Life of Freddie Mercury headed to the big screen

We recently reported that it’s been 20 years since we lost Freddie Mercury, lead singer extraordinaire of Queen. 

With Mercury’s death, the world lost a singular talent that can never be replaced, and his passing left a big void in the rock world.

There have been reports for some time now that Mercury’s life will get the big screen treatment, with Sacha Baron Cohen playing him, and Graham King (The Departed, Hugo) producing. 
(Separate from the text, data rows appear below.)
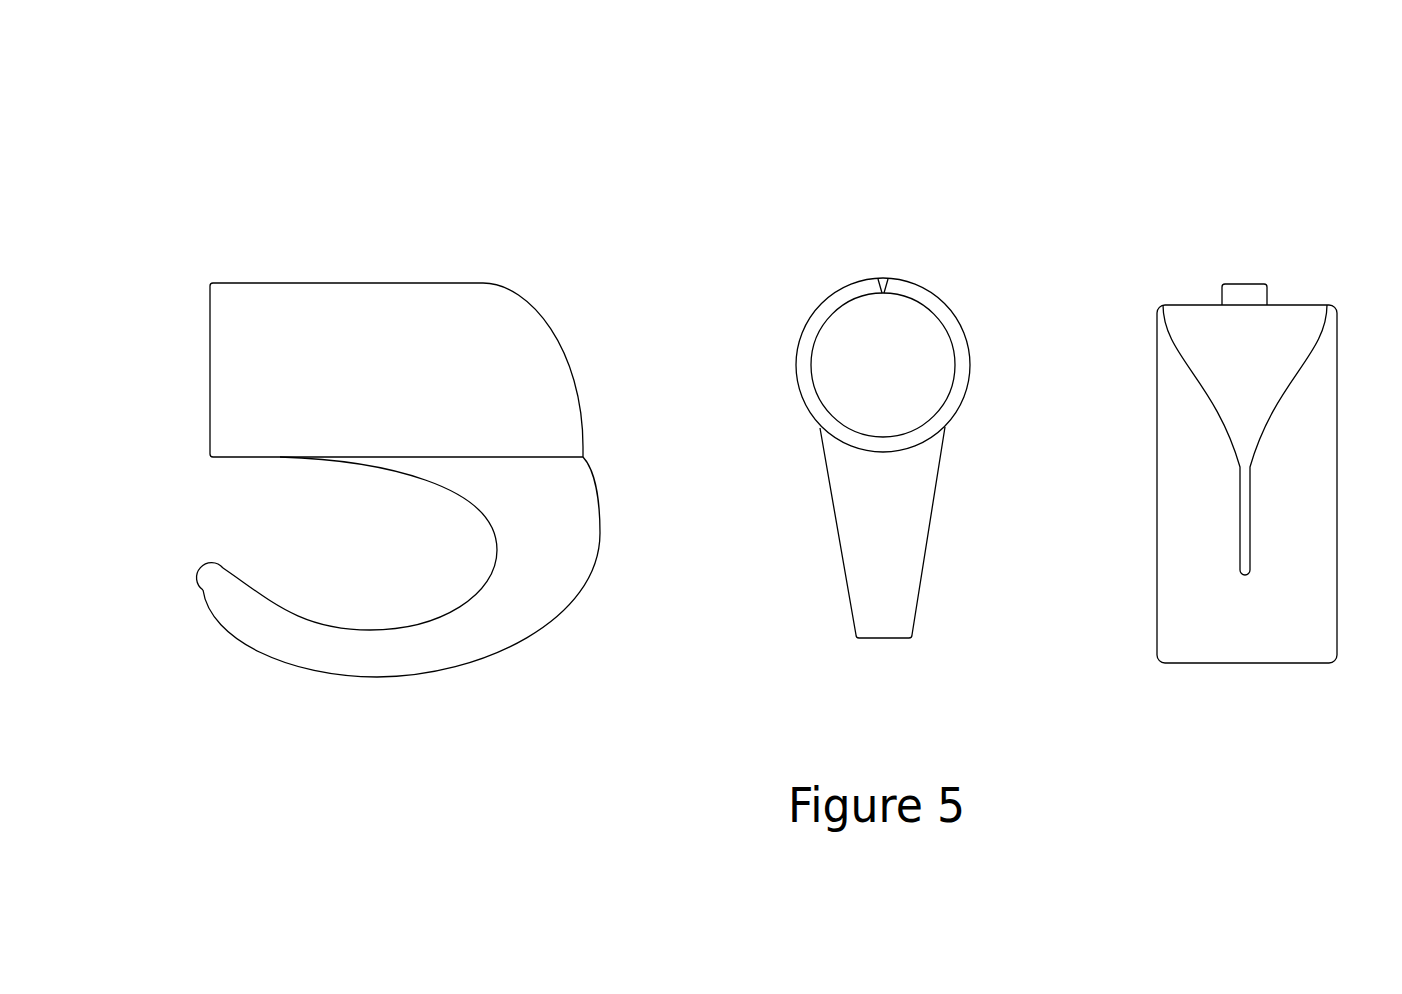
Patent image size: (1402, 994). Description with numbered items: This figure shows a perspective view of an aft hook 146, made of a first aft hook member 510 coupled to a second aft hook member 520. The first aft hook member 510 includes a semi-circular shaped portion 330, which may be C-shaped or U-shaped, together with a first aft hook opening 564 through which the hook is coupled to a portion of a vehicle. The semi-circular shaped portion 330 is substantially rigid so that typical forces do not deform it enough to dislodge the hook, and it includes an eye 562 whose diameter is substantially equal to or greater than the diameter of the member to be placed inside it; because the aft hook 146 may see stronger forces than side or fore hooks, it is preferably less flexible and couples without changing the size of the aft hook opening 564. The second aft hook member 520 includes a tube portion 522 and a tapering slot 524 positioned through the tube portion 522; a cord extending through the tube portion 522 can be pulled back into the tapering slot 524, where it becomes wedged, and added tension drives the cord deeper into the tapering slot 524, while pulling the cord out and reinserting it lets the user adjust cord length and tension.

The aft hook 146 is at (757, 413).
The first aft hook member 510 is at (756, 469).
The second aft hook member 520 is at (756, 469).
The tube portion 522 is at (802, 429).
The tapering slot 524 is at (1102, 378).
The semi-circular shaped portion 330 is at (435, 567).
The eye 562 is at (360, 620).
The first aft hook opening 564 is at (170, 573).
On a recent press jaunt for Hugo, King said, “He led such a big life and there’s just so much to tell. Then you’ve got all this fantastic music. You’ve got to fit that in. It’s not any easy one to put together, but I’m pretty confident we’ll be shooting that next year.”

 

Often rock biopics get announced, but they rarely make the screen. There’ve been plans to do a Jimi Hendrix movie forever, Motley Crue had The Dirt set up at Paramount but it never got off the ground, there’s also been talk of Johnny Depp one day playing Ozzy Osbourne, but none of these projects ever got made.

 

The life of Freddie won’t be an easy undertaking, even with an actor as talented as Cohen taking on the role. It would be very easy for a role like this to slip into caricature or one dimensional cliché in the wrong hands, a trap too many rock films have fallen into. This is why Cohen playing the role is a step in the right direction. He can handle the dramatic demands of the part, as well as capture Mercury’s whimsy, campiness, and sense of humor.

 

The rock movie has also been a dead genre for a long time. At the beginning of the ’90’s and the new millennium, The Doors and Almost Famous tried to bring it back to no avail.
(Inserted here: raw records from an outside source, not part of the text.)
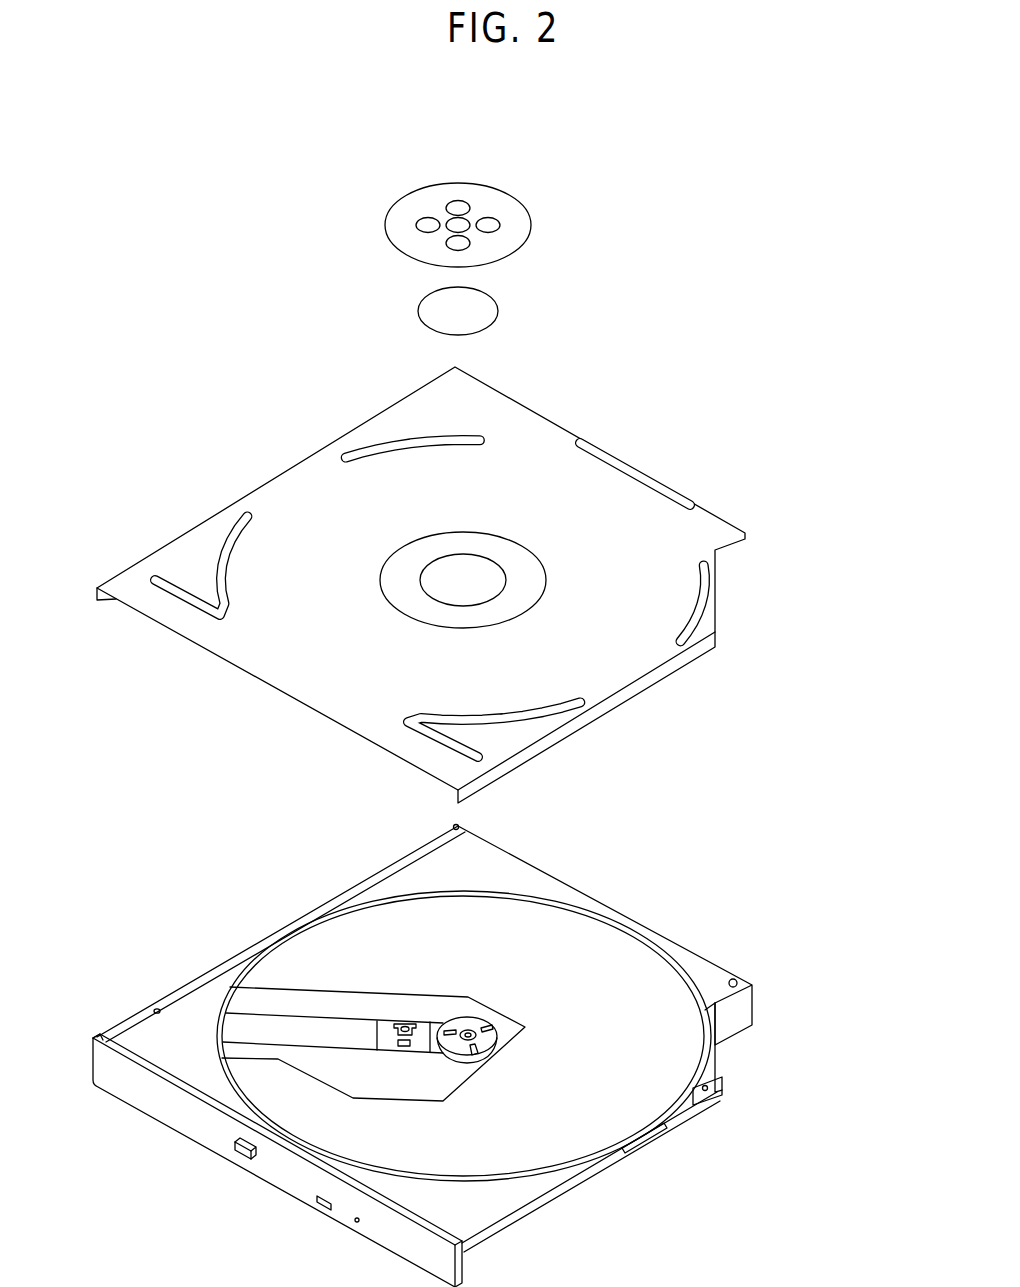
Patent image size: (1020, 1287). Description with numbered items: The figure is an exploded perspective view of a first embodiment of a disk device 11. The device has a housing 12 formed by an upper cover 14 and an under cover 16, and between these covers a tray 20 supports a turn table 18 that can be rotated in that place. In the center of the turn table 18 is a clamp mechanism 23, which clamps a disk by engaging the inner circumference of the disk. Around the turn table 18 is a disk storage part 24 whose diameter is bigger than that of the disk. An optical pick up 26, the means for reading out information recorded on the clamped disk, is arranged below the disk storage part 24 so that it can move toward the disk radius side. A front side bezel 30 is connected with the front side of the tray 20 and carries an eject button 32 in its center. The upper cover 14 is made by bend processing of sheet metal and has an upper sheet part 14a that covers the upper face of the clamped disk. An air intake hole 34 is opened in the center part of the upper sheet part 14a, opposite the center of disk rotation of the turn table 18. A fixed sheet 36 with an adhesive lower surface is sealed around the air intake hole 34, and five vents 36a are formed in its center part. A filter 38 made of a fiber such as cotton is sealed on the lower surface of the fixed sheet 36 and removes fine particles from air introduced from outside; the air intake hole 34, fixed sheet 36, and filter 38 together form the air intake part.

The disk device 11 is at (330, 176).
The housing 12 is at (758, 770).
The upper cover 14 is at (430, 585).
The upper sheet part 14a is at (543, 432).
The under cover 16 is at (430, 1051).
The turn table 18 is at (493, 1038).
The tray 20 is at (530, 1221).
The clamp mechanism 23 is at (515, 1013).
The disk storage part 24 is at (347, 938).
The optical pick up 26 is at (407, 1022).
The front side bezel 30 is at (183, 1118).
The eject button 32 is at (240, 1157).
The air intake hole 34 is at (478, 567).
The fixed sheet 36 is at (496, 198).
The vents 36a is at (463, 200).
The filter 38 is at (499, 313).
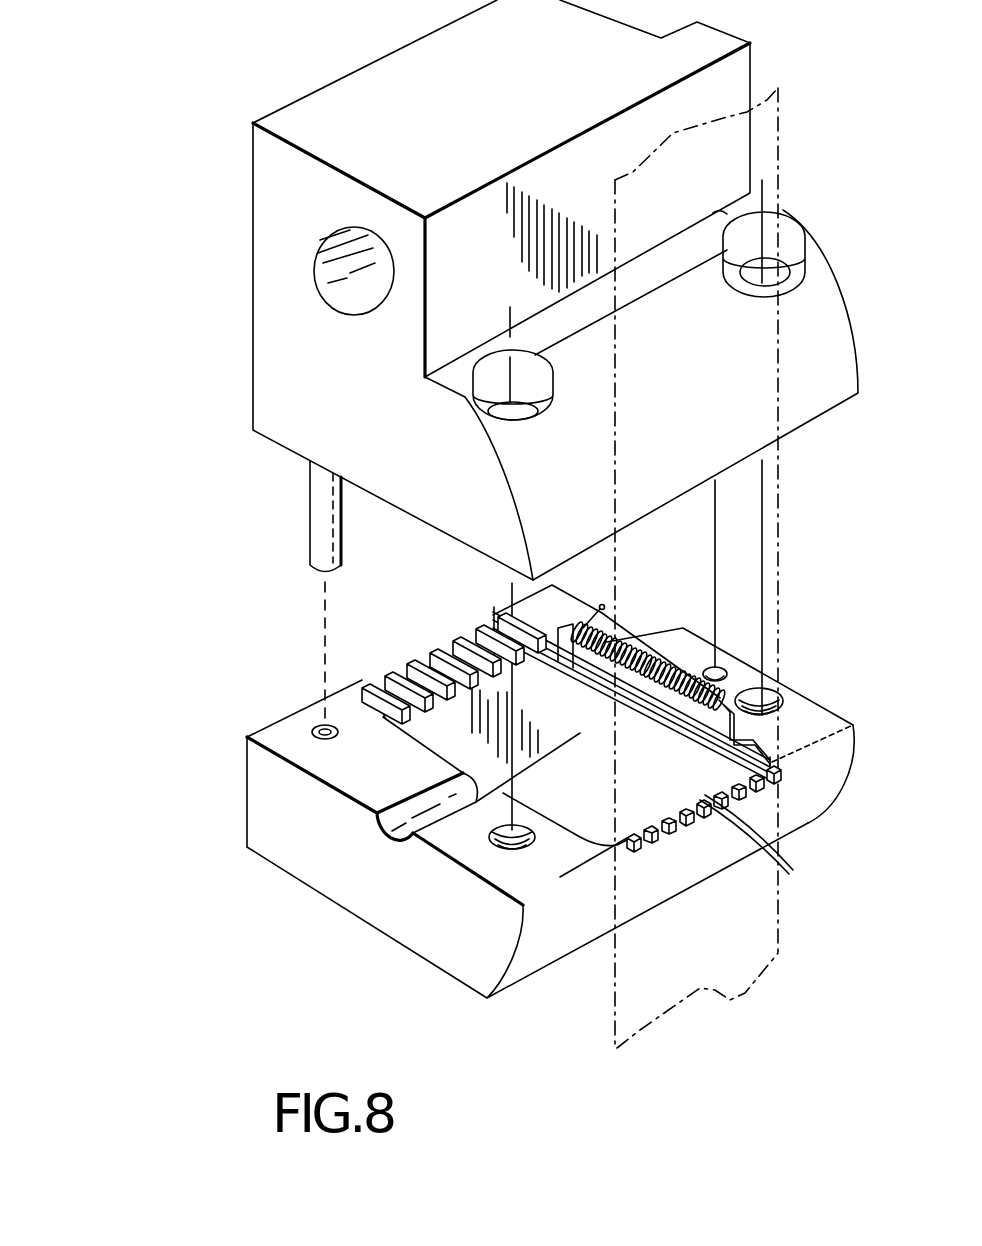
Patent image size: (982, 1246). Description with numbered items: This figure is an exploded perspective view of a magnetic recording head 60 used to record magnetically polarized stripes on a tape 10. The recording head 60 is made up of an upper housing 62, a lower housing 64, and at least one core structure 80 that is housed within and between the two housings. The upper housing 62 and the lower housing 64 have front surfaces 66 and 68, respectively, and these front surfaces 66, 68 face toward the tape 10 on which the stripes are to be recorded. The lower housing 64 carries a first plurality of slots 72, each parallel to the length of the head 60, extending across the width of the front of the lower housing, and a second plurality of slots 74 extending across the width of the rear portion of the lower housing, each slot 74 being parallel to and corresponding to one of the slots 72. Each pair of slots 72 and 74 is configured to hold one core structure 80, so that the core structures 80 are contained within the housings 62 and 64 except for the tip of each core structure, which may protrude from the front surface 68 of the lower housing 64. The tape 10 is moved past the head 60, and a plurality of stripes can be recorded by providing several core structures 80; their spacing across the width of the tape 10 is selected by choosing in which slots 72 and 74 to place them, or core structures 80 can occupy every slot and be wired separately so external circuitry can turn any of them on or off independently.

Even The Runaways, which I liked very much, was derided for being the same story we’ve heard forever about the rise and fall of a band, but it was how Floria Sigismondi told the story that really made it come to life for me, and it’s the closest film I’ve seen since Spinal Tap that really captured what being in a band is like.
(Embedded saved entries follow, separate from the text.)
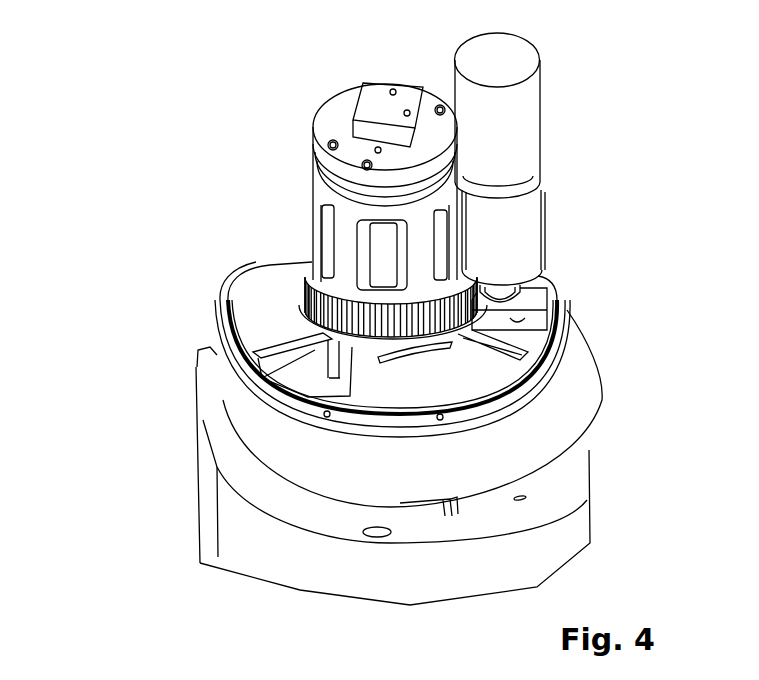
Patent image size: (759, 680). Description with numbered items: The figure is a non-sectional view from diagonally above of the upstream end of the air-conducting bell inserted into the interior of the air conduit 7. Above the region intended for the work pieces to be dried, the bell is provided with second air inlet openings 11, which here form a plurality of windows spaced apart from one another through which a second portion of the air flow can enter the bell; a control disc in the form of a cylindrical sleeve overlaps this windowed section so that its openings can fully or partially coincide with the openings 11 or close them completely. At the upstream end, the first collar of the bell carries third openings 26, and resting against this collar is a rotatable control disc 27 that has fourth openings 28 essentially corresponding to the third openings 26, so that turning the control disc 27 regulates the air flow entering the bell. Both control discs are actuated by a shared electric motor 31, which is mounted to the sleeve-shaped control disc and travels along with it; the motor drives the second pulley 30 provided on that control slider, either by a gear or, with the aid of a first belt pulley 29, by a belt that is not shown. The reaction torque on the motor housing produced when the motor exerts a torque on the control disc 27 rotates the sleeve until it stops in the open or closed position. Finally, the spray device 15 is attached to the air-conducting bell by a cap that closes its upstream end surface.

The air conduit 7 is at (567, 527).
The second air inlet openings 11 is at (443, 240).
The spray device 15 is at (385, 113).
The third openings 26 is at (297, 367).
The control disc 27 is at (357, 397).
The fourth openings 28 is at (300, 350).
The first belt pulley 29 is at (522, 327).
The second pulley 30 is at (310, 297).
The electric motor 31 is at (531, 134).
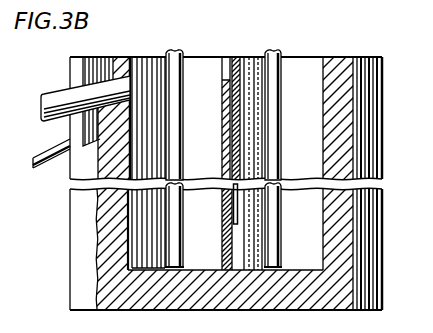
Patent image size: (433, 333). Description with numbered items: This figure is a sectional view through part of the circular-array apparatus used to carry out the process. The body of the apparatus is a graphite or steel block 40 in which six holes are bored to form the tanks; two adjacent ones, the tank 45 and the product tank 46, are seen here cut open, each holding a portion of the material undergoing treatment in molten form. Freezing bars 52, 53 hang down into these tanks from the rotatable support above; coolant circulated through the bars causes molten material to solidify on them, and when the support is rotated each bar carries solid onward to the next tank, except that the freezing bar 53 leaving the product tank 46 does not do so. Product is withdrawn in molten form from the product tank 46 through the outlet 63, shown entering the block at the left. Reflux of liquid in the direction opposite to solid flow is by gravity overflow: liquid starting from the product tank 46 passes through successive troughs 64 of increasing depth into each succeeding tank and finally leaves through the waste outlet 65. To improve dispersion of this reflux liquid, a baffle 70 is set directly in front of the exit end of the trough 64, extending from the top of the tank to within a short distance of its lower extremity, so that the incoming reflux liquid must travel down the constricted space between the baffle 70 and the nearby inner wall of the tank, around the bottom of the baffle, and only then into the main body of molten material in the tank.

The block 40 is at (373, 76).
The tank 45 is at (310, 70).
The product tank 46 is at (143, 68).
The freezing bar 52 is at (282, 54).
The freezing bar 53 is at (183, 53).
The outlet 63 is at (43, 110).
The trough 64 is at (207, 118).
The waste outlet 65 is at (33, 162).
The baffle 70 is at (243, 58).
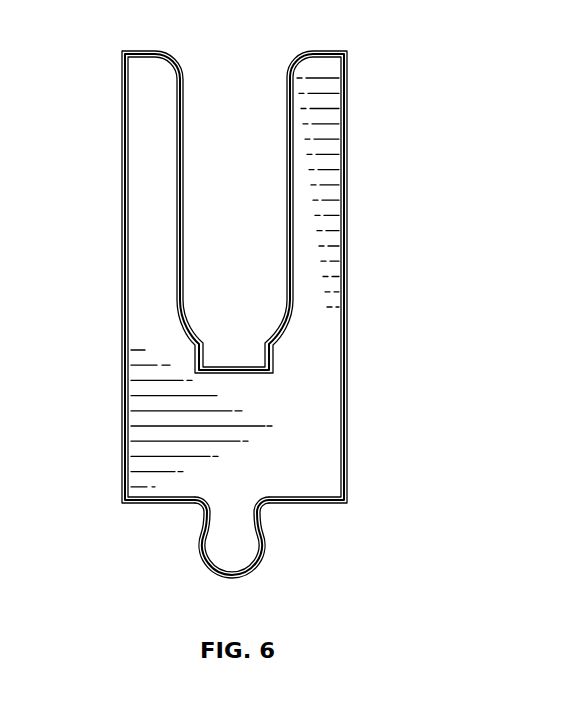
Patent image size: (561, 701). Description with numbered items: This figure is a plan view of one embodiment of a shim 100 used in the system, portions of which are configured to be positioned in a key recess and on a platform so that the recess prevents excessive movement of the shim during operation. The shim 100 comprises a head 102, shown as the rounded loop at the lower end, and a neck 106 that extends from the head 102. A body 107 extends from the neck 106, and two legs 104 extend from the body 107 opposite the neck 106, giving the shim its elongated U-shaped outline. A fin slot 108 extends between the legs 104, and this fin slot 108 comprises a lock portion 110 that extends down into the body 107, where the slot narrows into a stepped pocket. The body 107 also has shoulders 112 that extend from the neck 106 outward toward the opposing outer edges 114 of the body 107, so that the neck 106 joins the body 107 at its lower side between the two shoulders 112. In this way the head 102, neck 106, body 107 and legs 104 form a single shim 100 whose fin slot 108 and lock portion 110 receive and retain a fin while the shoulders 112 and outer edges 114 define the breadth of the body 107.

The shim 100 is at (371, 35).
The head 102 is at (219, 539).
The legs 104 is at (146, 131).
The neck 106 is at (237, 503).
The body 107 is at (198, 437).
The fin slot 108 is at (182, 127).
The lock portion 110 is at (205, 357).
The shoulders 112 is at (146, 505).
The outer edges 114 is at (122, 433).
Again, Cohen’s a step in the right direction, but this film is also going to depend heavily on a good script, and the right director. With The Runaways, video director typical choice, but like David Fincher, proved she has more depth than the usual music clip helmer.

To whoever will helm this movie: if you think this is going to be a VH1 movie of the week walk in the park, think again. Freddie deserves a hell of a lot better than that.